- Ground Plane
- Quarter-Wave Ground Plane
HOW DOES IT WORK?
Let's recall the dipole from last week. That antenna is center-fed and is 1/2 wavelength long overall. So each radiating half of the antenna is 1/4 wavelength. Further, this is a balanced antenna where each side is being fed a voltage and allows a current to flow. The voltage and current is opposite going to each half.
The quarter-wave ground plane antenna is one half of that dipole and the ground plane acts like a mirror to electrically give the appearance of the other side of the dipole. Most people have seen at least a photograph, if not in person, where a mountain is reflected off of a very still lake or pond. It appears that there is a mountain exactly like the real one but directly below it and upside-down. The same idea applies to the ground plane antenna. The ground plane is the still pond and the vertical monopole is the mountain. To a receiving antenna it looks electrically like a vertical dipole with the bottom half of the dipole being the reflection.
MORE ABOUT THE GROUND PLANE
What make this antenna work the way it does is the ground plane so let's talk a bit more about that. The ground plane acts as a reflector but it doesn't have to be mirror smooth. In fact it doesn't even have to be solid. A typical ground plane is 3 or 4 wires extending more or less horizontally from the base of the vertical element. Because of the size of wavelengths we are dealing with this is sufficient to give the "mirror" effect. Also it's important to note although it may seem obvious that the ground plane is actually kept at ground potential. That means no voltage and no driven current. (There probably is induced current but I haven't studied up on this and I'll leave it for another time.) It also means that this is an unbalanced antenna. Unlike the dipole where we are driving the two elements in equal and opposite directions, with this antenna we are only driving the vertical element and not driving the ground plane.

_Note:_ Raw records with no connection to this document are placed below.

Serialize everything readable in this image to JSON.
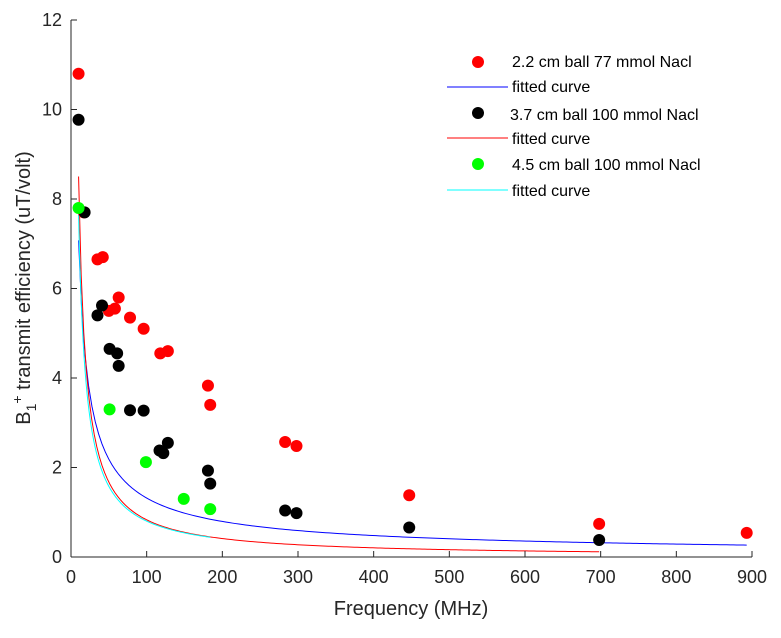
{
  "chart_data": {
    "type": "scatter",
    "title": "",
    "xlabel": "Frequency (MHz)",
    "ylabel": "B1+ transmit efficiency (uT/volt)",
    "ylabel_parts": {
      "main": "B",
      "sub": "1",
      "sup": "+",
      "rest": " transmit efficiency (uT/volt)"
    },
    "xlim": [
      0,
      900
    ],
    "ylim": [
      0,
      12
    ],
    "xticks": [
      0,
      100,
      200,
      300,
      400,
      500,
      600,
      700,
      800,
      900
    ],
    "yticks": [
      0,
      2,
      4,
      6,
      8,
      10,
      12
    ],
    "grid": false,
    "legend_position": "top-right",
    "series": [
      {
        "name": "2.2 cm ball 77 mmol Nacl",
        "kind": "points",
        "color": "#ff0000",
        "points": [
          [
            10,
            10.8
          ],
          [
            17,
            7.7
          ],
          [
            35,
            6.65
          ],
          [
            42,
            6.7
          ],
          [
            50,
            5.5
          ],
          [
            58,
            5.55
          ],
          [
            63,
            5.8
          ],
          [
            78,
            5.35
          ],
          [
            96,
            5.1
          ],
          [
            118,
            4.55
          ],
          [
            128,
            4.6
          ],
          [
            181,
            3.83
          ],
          [
            184,
            3.4
          ],
          [
            283,
            2.57
          ],
          [
            298,
            2.48
          ],
          [
            447,
            1.38
          ],
          [
            698,
            0.74
          ],
          [
            893,
            0.54
          ]
        ]
      },
      {
        "name": "fitted curve",
        "kind": "curve",
        "color": "#0000ff",
        "fit": {
          "a": 38.0,
          "b": 0.73,
          "x_start": 10,
          "x_end": 893
        }
      },
      {
        "name": "3.7 cm ball 100 mmol Nacl",
        "kind": "points",
        "color": "#000000",
        "points": [
          [
            10,
            9.77
          ],
          [
            18,
            7.7
          ],
          [
            35,
            5.4
          ],
          [
            41,
            5.62
          ],
          [
            51,
            4.65
          ],
          [
            61,
            4.55
          ],
          [
            63,
            4.27
          ],
          [
            78,
            3.28
          ],
          [
            96,
            3.27
          ],
          [
            117,
            2.38
          ],
          [
            122,
            2.32
          ],
          [
            128,
            2.55
          ],
          [
            181,
            1.93
          ],
          [
            184,
            1.64
          ],
          [
            283,
            1.04
          ],
          [
            298,
            0.98
          ],
          [
            447,
            0.66
          ],
          [
            698,
            0.38
          ]
        ]
      },
      {
        "name": "fitted curve",
        "kind": "curve",
        "color": "#ff0000",
        "fit": {
          "a": 87.0,
          "b": 1.01,
          "x_start": 10,
          "x_end": 698
        }
      },
      {
        "name": "4.5 cm ball 100 mmol Nacl",
        "kind": "points",
        "color": "#00ff00",
        "points": [
          [
            10,
            7.8
          ],
          [
            51,
            3.3
          ],
          [
            99,
            2.12
          ],
          [
            149,
            1.3
          ],
          [
            184,
            1.07
          ]
        ]
      },
      {
        "name": "fitted curve",
        "kind": "curve",
        "color": "#00ffff",
        "fit": {
          "a": 73.0,
          "b": 0.98,
          "x_start": 10,
          "x_end": 184
        }
      }
    ]
  }
}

WHAT DO YOU MEAN "MORE OR LESS HORIZONTAL"?
I didn't say that because we don't care if it's horizontal or not. Although it's true that the ground plane will work even when the elements are not exactly horizontal. But we do care what the angle is because changing this angle changes the feedpoint impedance. This allows us to create an antenna that closely matches the standard 50 Ohm impedance of the unbalanced coax feedline used by amateurs. It turns out that if the ground plane itself is up at least one-half wavelength off the ground (earth, the ground you are standing on) then a horizontal ground plane has an impedance of 22 Ohms. If you tilt the ground plane elements down 45 degrees, the antenna will have an impedance very close to 50 Ohms.
A SIMPLE HOMEMADE QUARTER-WAVE GROUND PLANE
By putting together the elements described above you can make a simple home-made ground plane antenna for 144 MHz out of nothing more than a female UHF connector and some heavy solid copper wire. This was my second homemade antenna (a wire dipole was the first) and I got some very good reports reaching a long distance on low power. You get a UHF connector designed to be attached to a flat plate. It will have a square plate attached with four holes, one at each corner. You simply solder the vertical element which is a measured length of wire to the center conductor of the connector and make small loops on the end of the four ground plane wires, use screws and nuts to hold them in place and solder them as well. The plans are in the ARRL Handbook and the Antenna book and must be online somewhere. I will look for a link and add it.